Fear and anticipation in the room pulsed like a giant heart lurching. Nobody spoke, or moved, or breathed, for a space of seconds. Then Divik was diving for the command console, searching the visualiser for the first positive trace, ordering his men to Leviathan’s guns. Slowly, suspiciously, surrounded by a guard suddenly shrunk to half its size and with its attention diverted elsewhere, Sharm and Dak Hamiko straightened up in the centre of the room. After a moment, uncertainly, Dak offered Sharm the knife and Sharm freed his hands.

Despite the fact that Divik had not opened a communications channel a voice bludgeoned into the room through the radio grid. The words as much as the imperious monotone struck Dak with forceful familiarity.

“You have arrived, Dak Hamiko. Prepare to embark on the lander which is approaching you.”

Dak found Sharm staring at him as if he had not heard, or not believed, anything he had said since leaving Ganymede. Weak and dizzy with trauma, he looked around him, took a few steps towards the console and then stumbled. Sharm reached for him but other hands caught him first.

“Bring him over here.” With a sweep of his hand up a bank of switches Divik opened a broad band of channels and spoke into the microphone. “All right, you out there, listen to me. You pull back or you get this one without the benefit of a suit. Come after this ship and we’ll blast you to kingdom come. We’ve no cargo and a hell of a lot of guns.”

There was a fractional, assimilatory pause. The voice when it spoke again was a tone lower and sounded guarded. “I do not want your ship or your cargo. I have no use for them. I require Dak Hamiko to be put aboard the lander which is closing with your craft. When he is safely aboard you will be allowed to proceed without further hindrance.”

“You’re not hearing me,” sneered Divik. “Hamiko stays with me. You try to interfere with us, I’ll carve him up – here, so you can hear him.”

Again the tone of voice altered slightly, though there was no knowing what it meant. “Dak Hamiko, are you hurt?”

Dak saw no point in lying. “Yes.”

“Nothing to how he’s going to be if you don’t butt out of here.”

The impossible happened. Leviathan, which had been travelling at thousands of miles an hour, stopped dead. All her impulsion vanished, dissipated in a split second, absorbed by some incalculable power. Incredibly she did not pull herself apart with the left-over velocity; yet more remarkably, the men inside her were neither crushed nor dismembered by the colossal forces invoked. They felt nothing other than a jerk and the curious sensation of hanging immobile in space. It was as if the vessel’s momentum had been instantly and painlessly converted into entropy.
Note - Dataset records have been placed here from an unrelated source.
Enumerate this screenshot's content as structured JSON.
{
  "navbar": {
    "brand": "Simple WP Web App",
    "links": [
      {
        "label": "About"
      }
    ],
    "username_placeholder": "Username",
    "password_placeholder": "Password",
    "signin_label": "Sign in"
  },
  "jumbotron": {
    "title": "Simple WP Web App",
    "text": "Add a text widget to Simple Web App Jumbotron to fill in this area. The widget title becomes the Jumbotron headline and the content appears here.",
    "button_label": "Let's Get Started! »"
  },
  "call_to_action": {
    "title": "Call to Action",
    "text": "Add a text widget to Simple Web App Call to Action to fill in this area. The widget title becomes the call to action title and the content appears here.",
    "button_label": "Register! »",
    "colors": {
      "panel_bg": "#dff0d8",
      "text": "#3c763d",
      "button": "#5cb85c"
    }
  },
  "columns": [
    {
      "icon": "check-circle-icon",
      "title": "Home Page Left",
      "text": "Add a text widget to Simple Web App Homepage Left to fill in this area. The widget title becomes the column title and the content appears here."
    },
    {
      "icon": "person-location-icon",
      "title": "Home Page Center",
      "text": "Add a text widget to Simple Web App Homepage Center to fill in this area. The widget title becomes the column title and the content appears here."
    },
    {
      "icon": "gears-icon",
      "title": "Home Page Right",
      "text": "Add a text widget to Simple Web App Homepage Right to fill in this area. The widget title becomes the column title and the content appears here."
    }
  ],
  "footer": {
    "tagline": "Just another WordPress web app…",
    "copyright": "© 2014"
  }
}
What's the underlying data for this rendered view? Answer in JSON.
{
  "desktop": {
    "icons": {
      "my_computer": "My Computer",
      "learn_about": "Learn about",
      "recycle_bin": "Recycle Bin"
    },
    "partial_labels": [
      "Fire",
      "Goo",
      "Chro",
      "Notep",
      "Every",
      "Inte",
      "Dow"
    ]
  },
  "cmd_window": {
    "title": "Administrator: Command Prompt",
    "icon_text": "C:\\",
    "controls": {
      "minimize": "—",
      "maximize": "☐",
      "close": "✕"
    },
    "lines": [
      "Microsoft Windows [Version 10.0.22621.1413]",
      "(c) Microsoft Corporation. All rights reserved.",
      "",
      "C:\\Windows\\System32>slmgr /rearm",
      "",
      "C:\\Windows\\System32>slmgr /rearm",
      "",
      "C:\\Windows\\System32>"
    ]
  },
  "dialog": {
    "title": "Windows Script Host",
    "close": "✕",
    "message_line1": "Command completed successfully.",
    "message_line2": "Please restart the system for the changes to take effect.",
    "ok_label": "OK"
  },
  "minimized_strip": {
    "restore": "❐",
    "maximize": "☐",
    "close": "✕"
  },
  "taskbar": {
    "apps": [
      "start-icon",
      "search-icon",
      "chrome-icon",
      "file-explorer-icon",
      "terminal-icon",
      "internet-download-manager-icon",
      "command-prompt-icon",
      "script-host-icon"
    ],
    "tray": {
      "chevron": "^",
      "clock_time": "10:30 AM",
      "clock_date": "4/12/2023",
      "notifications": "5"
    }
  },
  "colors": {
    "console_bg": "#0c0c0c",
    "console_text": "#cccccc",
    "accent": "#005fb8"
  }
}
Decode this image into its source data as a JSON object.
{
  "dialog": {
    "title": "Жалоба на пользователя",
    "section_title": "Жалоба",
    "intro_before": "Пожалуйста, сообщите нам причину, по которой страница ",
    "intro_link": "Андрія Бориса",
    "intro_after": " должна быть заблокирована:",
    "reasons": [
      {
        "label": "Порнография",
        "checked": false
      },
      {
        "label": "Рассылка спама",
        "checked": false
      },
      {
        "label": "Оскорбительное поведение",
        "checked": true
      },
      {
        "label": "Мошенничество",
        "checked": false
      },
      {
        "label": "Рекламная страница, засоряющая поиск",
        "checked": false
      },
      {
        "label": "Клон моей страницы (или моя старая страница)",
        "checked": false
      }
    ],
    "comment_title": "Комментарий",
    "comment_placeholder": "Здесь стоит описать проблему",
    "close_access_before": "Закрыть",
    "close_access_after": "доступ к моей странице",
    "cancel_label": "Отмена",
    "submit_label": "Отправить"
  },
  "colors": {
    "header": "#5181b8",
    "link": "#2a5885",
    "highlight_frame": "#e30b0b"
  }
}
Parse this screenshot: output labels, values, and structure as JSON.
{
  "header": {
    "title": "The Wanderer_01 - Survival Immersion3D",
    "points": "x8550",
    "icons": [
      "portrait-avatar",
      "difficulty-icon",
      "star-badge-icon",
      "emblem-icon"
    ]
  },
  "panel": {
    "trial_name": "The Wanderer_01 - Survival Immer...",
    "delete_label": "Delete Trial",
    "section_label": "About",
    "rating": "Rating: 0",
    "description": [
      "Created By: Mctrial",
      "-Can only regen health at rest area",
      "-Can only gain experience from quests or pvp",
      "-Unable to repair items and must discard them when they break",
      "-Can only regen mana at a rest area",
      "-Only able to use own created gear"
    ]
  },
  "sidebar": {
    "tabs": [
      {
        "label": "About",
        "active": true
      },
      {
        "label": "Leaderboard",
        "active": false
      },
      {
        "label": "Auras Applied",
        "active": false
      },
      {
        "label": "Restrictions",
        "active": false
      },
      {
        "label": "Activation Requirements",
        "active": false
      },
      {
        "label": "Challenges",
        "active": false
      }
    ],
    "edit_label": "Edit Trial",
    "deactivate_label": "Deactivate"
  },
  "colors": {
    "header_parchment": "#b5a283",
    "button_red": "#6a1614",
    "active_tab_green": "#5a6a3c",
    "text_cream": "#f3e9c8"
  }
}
Sharm moved. Taking advantage of the total disorientation of the crew he hurled himself at Divik, grabbing a laser, grabbing Dak. Divik screamed with fury; others shouted – whether with fear or excitement it was impossible to tell; lasers flared with a chilling disregard for Leviathan’s life-support systems; and the primary warning siren shrieked its awful message, that the flight-deck was depressurising.

Dak felt Sharm’s forearm lock like a band of iron across his chest; heard the shouting, saw the wash of light from the lasers; heard the siren begin its banshee wail of coming death. Then Sharm pulled him hard against his own body, covering them with his weapon. Dak felt the metal studs of Sharm’s clothing grind into his ravaged back, saw the lights begin to twinkle and then to bloom, heard a concentrate of every sound on the flight-deck pounding inside his head, and knew nothing more.